Bölge Adliye Mahkemesinin 15.02.2022 tarihli ve 2021/332 Esas, 2022/148 Karar sayılı kararıyla; taraflarca usulüne uygun olarak sunulan dilekçelerde dayanılan çekişmeli vakıalardan, hüküm tesisine esas alınarak erkeğe yüklenen kusurlara ilişkin maddî vakıaların dosya kapsamında sunulan delillerle kanıtlandığı belirlenmekle kusurların yüklenilmesinde bir isabetsizlik bulunmadığı, erkek tarafından kadın için öne sürülen vakıaların delili tanık beyanlarının ise soyut, yetersiz, iddiayı kabule elverişli olmayan açıklamalardan ibaret olması nedeniyle, mahkemece yaşanan olaylarda erkeğin kusurlu kabul edilmesi, yüklenen kusurların nitelendirilmesi ve kadına kusur yüklenilmemesinin yerinde ve isabetli olduğu, tam kusurlu erkeğin boşanma davasının reddinin ile kadının davasının kabulü ile boşanma kararı verilmesinin de ... olduğu, kadın yararına maddî ve manevî tazminat ile tedbir ve yoksulluk nafakasına ilişkin yasal koşulların oluştuğu, tarafların sosyal ve ekonomik durumları, kusur dereceleri, fiili evlilik süresi, kadının ihtiyaçları, paranın alım gücü, ihlal edilen mevcut veya beklenen menfaatlerin kapsamı, kişilik haklarına yapılan saldırı, 4721 sayılı Kanun`un 4 üncü maddesindeki hakkaniyet ilkesi ile 6098 sayılı Türk Borçlar Kanunu`nun (6098 sayılı Kanun) 50 nci ve devamı maddeleri hükmü nazara alınarak kadın lehine hükmedilen tazminat ve nafaka miktarları da uygun olduğu gerekçesi ile tarafların istinaf taleplerinini esastan reddine karar verilmiştir.

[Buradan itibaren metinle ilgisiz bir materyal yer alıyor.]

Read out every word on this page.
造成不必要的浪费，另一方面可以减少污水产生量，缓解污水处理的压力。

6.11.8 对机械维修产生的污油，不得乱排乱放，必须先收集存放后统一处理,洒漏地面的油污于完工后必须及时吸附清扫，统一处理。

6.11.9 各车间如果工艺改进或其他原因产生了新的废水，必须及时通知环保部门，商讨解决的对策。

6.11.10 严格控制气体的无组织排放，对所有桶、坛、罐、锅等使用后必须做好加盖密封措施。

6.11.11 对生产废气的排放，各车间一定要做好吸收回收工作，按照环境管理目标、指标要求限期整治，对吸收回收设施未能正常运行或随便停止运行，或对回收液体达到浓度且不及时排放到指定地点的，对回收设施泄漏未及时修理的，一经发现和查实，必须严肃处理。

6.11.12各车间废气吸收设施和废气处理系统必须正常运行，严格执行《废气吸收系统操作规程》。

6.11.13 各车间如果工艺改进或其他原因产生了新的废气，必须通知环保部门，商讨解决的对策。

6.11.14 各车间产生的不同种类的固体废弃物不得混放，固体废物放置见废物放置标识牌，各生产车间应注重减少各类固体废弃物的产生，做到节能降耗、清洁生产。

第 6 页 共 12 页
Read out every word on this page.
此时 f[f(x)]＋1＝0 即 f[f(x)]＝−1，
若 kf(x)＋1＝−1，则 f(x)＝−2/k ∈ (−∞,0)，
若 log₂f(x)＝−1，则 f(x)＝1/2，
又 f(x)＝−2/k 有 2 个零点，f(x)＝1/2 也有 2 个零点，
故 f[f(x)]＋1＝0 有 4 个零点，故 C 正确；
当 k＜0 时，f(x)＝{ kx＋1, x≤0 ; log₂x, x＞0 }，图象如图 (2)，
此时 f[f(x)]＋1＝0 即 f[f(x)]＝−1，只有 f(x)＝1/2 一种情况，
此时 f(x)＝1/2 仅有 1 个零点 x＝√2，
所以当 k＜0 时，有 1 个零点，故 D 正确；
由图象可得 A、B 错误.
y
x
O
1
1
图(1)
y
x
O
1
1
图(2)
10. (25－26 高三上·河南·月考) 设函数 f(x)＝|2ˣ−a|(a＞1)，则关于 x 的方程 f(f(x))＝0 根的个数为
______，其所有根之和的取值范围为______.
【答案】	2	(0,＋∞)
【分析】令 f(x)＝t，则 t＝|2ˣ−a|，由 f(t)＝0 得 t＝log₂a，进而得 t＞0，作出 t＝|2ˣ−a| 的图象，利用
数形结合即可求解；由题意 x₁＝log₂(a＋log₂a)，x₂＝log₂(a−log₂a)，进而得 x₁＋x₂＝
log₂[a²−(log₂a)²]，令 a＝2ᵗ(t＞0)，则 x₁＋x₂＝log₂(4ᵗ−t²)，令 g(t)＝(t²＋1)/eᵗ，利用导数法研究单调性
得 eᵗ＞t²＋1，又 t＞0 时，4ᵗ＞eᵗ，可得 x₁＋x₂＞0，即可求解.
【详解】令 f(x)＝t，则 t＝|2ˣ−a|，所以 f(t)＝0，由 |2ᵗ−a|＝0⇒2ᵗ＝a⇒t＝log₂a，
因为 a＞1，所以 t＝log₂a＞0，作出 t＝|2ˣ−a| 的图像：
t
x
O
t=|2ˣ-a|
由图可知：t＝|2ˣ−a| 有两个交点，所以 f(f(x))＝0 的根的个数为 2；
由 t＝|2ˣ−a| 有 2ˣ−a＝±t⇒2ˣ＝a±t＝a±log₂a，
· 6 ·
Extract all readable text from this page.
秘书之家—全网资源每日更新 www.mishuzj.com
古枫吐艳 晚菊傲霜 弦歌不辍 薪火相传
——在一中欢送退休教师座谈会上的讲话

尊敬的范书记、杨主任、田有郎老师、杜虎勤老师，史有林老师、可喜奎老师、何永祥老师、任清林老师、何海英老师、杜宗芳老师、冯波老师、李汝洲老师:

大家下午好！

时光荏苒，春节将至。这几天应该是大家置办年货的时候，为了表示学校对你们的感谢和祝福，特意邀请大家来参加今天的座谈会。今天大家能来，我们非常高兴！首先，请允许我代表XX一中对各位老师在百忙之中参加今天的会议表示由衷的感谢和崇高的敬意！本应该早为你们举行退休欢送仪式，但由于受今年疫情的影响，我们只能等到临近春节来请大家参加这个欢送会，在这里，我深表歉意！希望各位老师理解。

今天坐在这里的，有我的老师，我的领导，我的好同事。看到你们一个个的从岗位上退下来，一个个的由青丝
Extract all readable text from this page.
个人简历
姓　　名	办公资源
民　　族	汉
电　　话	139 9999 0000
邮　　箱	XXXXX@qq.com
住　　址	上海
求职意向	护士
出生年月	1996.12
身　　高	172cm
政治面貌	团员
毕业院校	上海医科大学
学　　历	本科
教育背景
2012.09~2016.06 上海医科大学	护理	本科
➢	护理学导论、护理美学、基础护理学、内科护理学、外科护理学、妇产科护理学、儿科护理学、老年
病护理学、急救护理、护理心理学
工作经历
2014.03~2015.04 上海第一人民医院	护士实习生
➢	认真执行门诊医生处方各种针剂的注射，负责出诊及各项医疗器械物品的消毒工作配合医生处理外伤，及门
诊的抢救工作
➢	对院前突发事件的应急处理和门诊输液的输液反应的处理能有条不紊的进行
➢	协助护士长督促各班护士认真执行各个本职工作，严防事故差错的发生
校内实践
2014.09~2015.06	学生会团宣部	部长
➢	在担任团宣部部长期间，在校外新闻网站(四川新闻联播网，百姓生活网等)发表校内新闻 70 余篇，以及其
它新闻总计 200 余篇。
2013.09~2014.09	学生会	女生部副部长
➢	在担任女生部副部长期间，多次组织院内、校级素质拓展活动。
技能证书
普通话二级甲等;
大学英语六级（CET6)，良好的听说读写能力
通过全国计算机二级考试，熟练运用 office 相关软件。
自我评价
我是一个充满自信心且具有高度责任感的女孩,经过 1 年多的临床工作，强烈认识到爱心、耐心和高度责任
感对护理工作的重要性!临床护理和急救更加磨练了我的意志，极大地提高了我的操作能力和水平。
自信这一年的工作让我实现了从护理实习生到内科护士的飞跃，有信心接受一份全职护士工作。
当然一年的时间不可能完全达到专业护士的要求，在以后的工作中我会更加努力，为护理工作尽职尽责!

V. BOZMA VE BOZMADAN SONRAKİ YARGILAMA SÜRECİ

A. Birinci Bozma Kararı

1.Bölge Adliye Mahkemesinin yukarıda belirtilen kararına karşı davacı karşı davalı kadın vekili temyiz isteminde bulunmuştur.

2.Dairemizin 20.06.2022 tarihli, 2022/4572 Esas 2022/6019 Karar sayılı kararı ile; tarafların tespit edilen ekonomik ve sosyal durumları, boşanmaya yol açan olaylardaki kusur dereceleri, paranın alım gücü, kişilik haklarına yapılan saldırı ile ihlâl edilen mevcut ve beklenen menfaat dikkate alındığında davacı karşı davalı kadın yararına takdir edilen maddî tazminatın az olduğu gerekçesi ile Bölge Adliye Mahkemesinin esastan ret kararının kaldırılmasına, İlk Derece Mahkemesi kararının bozulmasına, bozma kapsamı dışında kalan diğer temyiz itirazlarının reddi ile hükmün onanmasına karar verilmiştir.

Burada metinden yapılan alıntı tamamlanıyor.